6. En second lieu, aux termes de l'article L. 3332-15 du code de la santé publique : " (...) 2. En cas d'atteinte à l'ordre public, à la santé, à la tranquillité ou à la moralité publiques, la fermeture peut être ordonnée par le représentant de l'Etat dans le département pour une durée n'excédant pas deux mois (...) 4. (...) les atteintes à l'ordre public pouvant justifier les fermetures prévues au 2 (...) doivent être en relation avec la fréquentation de l'établissement ou ses conditions d'exploitation ". La mesure de fermeture d'un débit de boissons prévue par ces dispositions a pour objet, non d'infliger une sanction mais de prévenir des désordres liés au fonctionnement de l'établissement.
7. Pour justifier la décision de fermeture temporaire de l'établissement pendant une durée deux mois sur le fondement du 2. de l'article L. 3332-15 du code de la santé publique, le préfet du Rhône a relevé que trois clients de l'établissement, stationnant devant ce dernier qui était encore ouvert, le 27 août 2020, à 1h12 alors que l'établissement devait être fermé à 1h00, avaient été victimes de tirs par armes à feu, que ces clients avaient d'importants antécédents judiciaires, que les tirs avaient été effectués en direction de l'établissement et que ces faits graves et de nature criminelle étaient en lien avec le fonctionnement de ce dernier.
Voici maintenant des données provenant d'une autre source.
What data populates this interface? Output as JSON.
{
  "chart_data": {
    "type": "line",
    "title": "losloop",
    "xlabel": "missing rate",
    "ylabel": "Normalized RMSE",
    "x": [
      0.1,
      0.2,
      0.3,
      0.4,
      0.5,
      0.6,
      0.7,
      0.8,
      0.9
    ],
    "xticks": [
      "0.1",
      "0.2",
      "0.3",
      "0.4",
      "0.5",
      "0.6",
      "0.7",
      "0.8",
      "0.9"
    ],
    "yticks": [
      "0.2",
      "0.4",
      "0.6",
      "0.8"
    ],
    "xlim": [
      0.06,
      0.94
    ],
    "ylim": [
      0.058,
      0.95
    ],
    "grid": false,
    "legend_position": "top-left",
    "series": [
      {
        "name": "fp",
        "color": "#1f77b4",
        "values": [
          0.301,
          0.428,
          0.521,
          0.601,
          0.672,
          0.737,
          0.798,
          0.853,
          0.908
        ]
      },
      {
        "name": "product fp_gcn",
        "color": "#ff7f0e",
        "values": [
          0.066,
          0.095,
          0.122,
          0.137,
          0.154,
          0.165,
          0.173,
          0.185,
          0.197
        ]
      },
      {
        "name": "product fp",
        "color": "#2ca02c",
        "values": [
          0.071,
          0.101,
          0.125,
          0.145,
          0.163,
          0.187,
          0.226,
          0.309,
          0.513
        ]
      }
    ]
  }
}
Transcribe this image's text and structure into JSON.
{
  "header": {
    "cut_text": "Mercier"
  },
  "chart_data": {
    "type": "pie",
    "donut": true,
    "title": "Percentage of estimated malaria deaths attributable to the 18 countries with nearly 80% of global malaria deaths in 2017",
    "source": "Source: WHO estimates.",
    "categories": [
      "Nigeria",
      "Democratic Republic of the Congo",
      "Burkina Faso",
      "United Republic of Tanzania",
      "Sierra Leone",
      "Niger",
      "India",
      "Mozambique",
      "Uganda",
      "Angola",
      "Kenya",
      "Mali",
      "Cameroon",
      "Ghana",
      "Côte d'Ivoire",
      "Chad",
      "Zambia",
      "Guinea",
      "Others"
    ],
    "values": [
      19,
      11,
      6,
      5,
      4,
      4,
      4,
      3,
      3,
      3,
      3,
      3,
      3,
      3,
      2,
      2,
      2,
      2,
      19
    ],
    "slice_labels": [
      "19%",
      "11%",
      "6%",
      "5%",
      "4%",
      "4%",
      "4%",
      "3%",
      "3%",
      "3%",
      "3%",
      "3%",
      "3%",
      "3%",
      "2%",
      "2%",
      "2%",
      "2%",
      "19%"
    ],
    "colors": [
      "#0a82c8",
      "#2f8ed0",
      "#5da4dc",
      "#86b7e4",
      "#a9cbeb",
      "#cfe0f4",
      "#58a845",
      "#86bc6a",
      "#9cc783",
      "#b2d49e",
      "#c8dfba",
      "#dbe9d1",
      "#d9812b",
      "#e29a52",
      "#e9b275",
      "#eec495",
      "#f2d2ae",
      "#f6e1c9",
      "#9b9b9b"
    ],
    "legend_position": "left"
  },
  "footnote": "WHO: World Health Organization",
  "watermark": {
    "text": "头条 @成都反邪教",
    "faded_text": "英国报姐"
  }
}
Il a également relevé que le fonctionnement de l'établissement était à l'origine de tapage et de troubles à l'ordre public en lien avec le stationnement irrégulier de véhicules.
8. Il ressort des pièces du dossier que les tirs en cause, effectués depuis un véhicule circulant sur la voie publique, se sont produits à l'extérieur de l'établissement. Aucun élément du dossier ne permet de démontrer que les auteurs de ces faits sont amenés à le fréquenter. Ainsi, la seule circonstance que les faits sont survenus alors que l'établissement était encore ouvert, que les tirs ont atteint la façade et que les personnes visées présentent des antécédents judiciaires ne sauraient, à elles seules, établir qu'ils sont en relation avec la fréquentation de l'établissement ou ses conditions d'exploitation. Par suite, ce motif ne pouvait légalement justifier la fermeture du débit de boissons.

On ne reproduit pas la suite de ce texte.